Die andere große Kritik an Bidens Industriepolitik, die größtenteils von rechts kommt, ist, dass sie wahrscheinlich nicht funktionieren wird. „In jedem Fall klingen industriepolitische Pläne auf dem Papier gut und liefern beeindruckende Ergebnisse in verschiedenen akademischen Modellen“, schrieb Scott Lincicome, der Direktor für Wirtschaftsstudien am Cato Institute für freie Märkte, letzten Monat in einem Artikel. „Aber sie werden letztendlich durch Politik, bürokratische Trägheit (oder Inkompetenz), bereits bestehende Richtlinien, privaten oder öffentlichen Widerstand oder unvorhergesehene Marktentwicklungen verzerrt.“ Um ein Beispiel zu geben, wies Lincicome auf neue Leitlinien des Finanzministeriums hin, die darauf hindeuten, dass im Ausland gebaute Elektrofahrzeuge für die neue Subvention von 7500 Dollar des Inflation Reduction Act in Frage kommen, wenn sie geleast und nicht gekauft werden. Diese Bestimmung schadet nicht nur einheimischen Autoherstellern, sondern „könnte Amerikaner dazu ermutigen, größere, schwerere und teurere Fahrzeuge zu kaufen oder zu leasen, was Sicherheits- und Umweltprobleme aufwirft“, schrieb Lincicome.

Tatsächlich ist die Geschichte der Industriepolitik zweiseitiger, als Lincicome suggeriert.

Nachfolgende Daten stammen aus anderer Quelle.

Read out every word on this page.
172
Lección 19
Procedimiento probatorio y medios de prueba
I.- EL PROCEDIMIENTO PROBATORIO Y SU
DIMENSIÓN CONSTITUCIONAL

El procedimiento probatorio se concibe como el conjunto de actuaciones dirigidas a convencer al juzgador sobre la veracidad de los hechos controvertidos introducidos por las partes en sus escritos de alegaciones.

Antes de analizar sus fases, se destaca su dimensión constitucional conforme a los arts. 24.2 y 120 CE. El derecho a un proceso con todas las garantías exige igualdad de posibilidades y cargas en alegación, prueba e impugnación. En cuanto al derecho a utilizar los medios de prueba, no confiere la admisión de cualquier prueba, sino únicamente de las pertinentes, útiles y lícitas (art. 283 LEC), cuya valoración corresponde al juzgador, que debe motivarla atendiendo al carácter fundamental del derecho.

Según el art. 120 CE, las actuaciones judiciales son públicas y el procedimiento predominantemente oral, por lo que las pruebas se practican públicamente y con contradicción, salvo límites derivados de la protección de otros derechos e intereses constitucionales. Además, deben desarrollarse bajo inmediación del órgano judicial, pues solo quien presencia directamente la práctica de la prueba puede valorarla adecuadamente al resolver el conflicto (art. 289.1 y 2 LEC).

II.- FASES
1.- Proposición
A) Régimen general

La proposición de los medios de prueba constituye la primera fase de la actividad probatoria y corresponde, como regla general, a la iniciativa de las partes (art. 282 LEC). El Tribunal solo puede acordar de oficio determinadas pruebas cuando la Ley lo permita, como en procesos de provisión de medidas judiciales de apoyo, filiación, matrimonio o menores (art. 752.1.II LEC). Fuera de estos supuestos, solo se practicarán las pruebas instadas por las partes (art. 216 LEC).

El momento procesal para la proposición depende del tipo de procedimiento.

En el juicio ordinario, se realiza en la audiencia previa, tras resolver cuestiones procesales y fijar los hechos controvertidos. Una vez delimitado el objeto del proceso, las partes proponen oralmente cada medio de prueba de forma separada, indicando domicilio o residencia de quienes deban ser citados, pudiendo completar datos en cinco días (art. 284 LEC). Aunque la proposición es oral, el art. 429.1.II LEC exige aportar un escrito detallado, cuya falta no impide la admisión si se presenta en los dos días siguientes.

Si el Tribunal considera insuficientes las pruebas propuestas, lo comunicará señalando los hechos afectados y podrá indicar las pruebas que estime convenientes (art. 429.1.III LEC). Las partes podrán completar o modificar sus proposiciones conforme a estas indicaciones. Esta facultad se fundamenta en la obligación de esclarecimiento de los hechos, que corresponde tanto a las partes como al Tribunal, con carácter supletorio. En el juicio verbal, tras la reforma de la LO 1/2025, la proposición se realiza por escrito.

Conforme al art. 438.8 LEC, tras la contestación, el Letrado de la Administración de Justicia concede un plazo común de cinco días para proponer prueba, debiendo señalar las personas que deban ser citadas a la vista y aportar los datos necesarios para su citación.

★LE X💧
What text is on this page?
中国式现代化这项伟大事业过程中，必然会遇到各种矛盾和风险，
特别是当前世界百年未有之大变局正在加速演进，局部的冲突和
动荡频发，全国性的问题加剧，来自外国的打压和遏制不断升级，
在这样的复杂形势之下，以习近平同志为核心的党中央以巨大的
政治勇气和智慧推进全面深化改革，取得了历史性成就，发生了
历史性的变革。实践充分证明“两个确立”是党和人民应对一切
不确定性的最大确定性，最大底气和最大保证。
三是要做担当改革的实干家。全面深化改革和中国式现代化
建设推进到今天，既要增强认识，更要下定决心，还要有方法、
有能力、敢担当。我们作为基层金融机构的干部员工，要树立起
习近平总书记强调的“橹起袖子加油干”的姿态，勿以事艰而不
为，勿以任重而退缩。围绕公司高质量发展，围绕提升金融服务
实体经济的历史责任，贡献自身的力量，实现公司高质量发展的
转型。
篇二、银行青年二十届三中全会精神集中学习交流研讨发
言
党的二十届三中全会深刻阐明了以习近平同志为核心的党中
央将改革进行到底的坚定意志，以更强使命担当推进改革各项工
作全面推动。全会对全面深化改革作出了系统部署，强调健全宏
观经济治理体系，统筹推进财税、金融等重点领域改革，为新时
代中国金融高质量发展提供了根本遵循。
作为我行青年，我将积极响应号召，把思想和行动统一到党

Vom raschen Aufstieg der US-Fertigung im 19. Jahrhundert, der durch protektionistische Zölle und große öffentliche Investitionen in Bildung und Infrastruktur erleichtert wurde, bis zur Entstehung des Silicon Valley, das die vom Pentagon entwickelten Basistechnologien (einschließlich des Internets) erfolgreich nutzte Die Bundesregierung spielt seit langem eine wichtige Rolle bei der Förderung der wirtschaftlichen Entwicklung der USA. Aber Regierungsbeamte und andere Befürworter des Biden-Plans sind sich bewusst, dass er ehrgeizig und kompliziert ist und dass seine erfolgreiche Umsetzung eine große Herausforderung darstellt.